Researchers from James Cook University in Australia have found evidence of huge seismic activity below what is now Tanzania around 25,000 years ago.

The discovery will not only help scientists to better predict the risk of future earthquakes, but will also help them figure out how the ground will respond when they occur.

"We can now use this to evaluate how the ground would deform in a modern earthquake," Eric Roberts, the James Cook University geologist who supervised the research, said in a press release. "This is important because the approach is inexpensive and can be used to model how structures might be affected by future events, providing a valuable tool in hazard assessment."

Roberts and co-researcher Hannah Hilbert-Wolf found evidence of fluidisation and liquefaction - where soil behaves like quicksand - occurring at the time of the earthquake. And it was so powerful that it pushed a bus-sized block of sandstone 15 metres towards the surface.

"We have this window into the past that we can see how a sandy lake substrate in this area responded to the really intense earthquake shaking," Hilbert-Wolf told the AAP.

The extent of this liquefaction and fluidisation is unprecedented in continental settings, and raises the question of just how well the rapidly growing cities in Tanzania would survive if a similarly sized quake hit. "This could be a major concern for the growing urban population of East Africa, which has similar tectonic settings and surface conditions," said Hilbert-Wolf.

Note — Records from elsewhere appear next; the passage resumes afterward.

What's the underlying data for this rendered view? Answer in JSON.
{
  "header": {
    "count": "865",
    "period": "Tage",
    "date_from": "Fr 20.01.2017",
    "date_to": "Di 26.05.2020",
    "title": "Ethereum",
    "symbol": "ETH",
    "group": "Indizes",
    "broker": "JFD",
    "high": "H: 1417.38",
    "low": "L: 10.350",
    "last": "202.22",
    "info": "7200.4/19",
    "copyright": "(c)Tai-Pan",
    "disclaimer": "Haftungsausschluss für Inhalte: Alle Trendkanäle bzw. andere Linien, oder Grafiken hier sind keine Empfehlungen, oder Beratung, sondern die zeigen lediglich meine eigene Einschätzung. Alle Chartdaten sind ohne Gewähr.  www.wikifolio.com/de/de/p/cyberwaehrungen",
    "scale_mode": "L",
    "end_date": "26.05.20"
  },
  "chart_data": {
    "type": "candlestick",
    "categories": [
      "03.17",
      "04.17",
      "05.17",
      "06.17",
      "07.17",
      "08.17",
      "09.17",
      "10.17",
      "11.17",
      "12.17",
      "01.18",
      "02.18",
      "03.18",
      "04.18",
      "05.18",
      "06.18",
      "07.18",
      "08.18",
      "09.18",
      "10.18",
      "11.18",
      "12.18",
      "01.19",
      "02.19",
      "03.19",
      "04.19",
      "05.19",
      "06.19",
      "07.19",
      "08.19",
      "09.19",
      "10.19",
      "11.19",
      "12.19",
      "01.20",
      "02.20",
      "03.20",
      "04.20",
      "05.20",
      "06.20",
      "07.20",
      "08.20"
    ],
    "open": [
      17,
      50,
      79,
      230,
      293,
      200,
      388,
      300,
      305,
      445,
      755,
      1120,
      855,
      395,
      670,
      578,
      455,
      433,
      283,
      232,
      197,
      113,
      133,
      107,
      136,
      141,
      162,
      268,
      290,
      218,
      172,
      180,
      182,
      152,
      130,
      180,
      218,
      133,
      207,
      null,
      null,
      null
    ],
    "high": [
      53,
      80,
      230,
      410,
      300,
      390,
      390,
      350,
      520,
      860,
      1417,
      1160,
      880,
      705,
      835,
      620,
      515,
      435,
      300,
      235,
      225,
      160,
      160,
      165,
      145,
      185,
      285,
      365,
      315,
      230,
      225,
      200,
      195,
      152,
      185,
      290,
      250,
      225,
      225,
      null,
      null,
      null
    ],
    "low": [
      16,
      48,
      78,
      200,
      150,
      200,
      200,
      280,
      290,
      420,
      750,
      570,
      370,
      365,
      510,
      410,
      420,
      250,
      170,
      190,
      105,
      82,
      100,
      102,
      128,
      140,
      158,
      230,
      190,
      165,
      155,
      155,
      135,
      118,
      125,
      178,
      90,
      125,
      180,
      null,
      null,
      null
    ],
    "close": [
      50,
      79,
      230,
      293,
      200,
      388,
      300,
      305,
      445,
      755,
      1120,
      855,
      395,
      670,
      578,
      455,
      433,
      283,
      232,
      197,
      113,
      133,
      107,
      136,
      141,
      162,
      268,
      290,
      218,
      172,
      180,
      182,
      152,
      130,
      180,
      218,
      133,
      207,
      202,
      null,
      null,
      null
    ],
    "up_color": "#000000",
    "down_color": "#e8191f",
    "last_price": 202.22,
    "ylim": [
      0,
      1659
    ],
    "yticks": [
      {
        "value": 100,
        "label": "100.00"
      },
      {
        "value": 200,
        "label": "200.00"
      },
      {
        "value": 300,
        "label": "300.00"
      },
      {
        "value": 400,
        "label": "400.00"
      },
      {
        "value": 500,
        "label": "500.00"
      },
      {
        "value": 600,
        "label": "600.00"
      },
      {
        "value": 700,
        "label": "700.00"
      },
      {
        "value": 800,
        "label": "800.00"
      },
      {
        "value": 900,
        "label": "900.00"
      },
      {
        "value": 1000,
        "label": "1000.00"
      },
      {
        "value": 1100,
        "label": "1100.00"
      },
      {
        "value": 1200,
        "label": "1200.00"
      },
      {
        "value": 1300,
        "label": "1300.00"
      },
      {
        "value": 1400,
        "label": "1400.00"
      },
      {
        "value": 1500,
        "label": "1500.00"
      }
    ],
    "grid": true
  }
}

The same area was hit by the most powerful African earthquake of the 20th century in 1910, when there were 7.5 million people living in Tanzania. By 2050, it's expected that there will be 130 million people living in Tanzania, in mostly constructed urban settings, which leads to new fears about what the impact of a similar quake in the region would be.

The new research, which has been published in PLOS ONE, will help to provide further insight what type of damage a future earthquake is likely to do, and help to better prepare for the threat, without the need for costly monitoring equipment.

"What we have shown is that in developing countries in particular, which may lack extensive seismic monitoring, the rock record can be used to not only investigate the timing and frequency of past events, but also provide important insights into how the ground will behave in certain areas to seismic shock," said Hilbert-Wolf.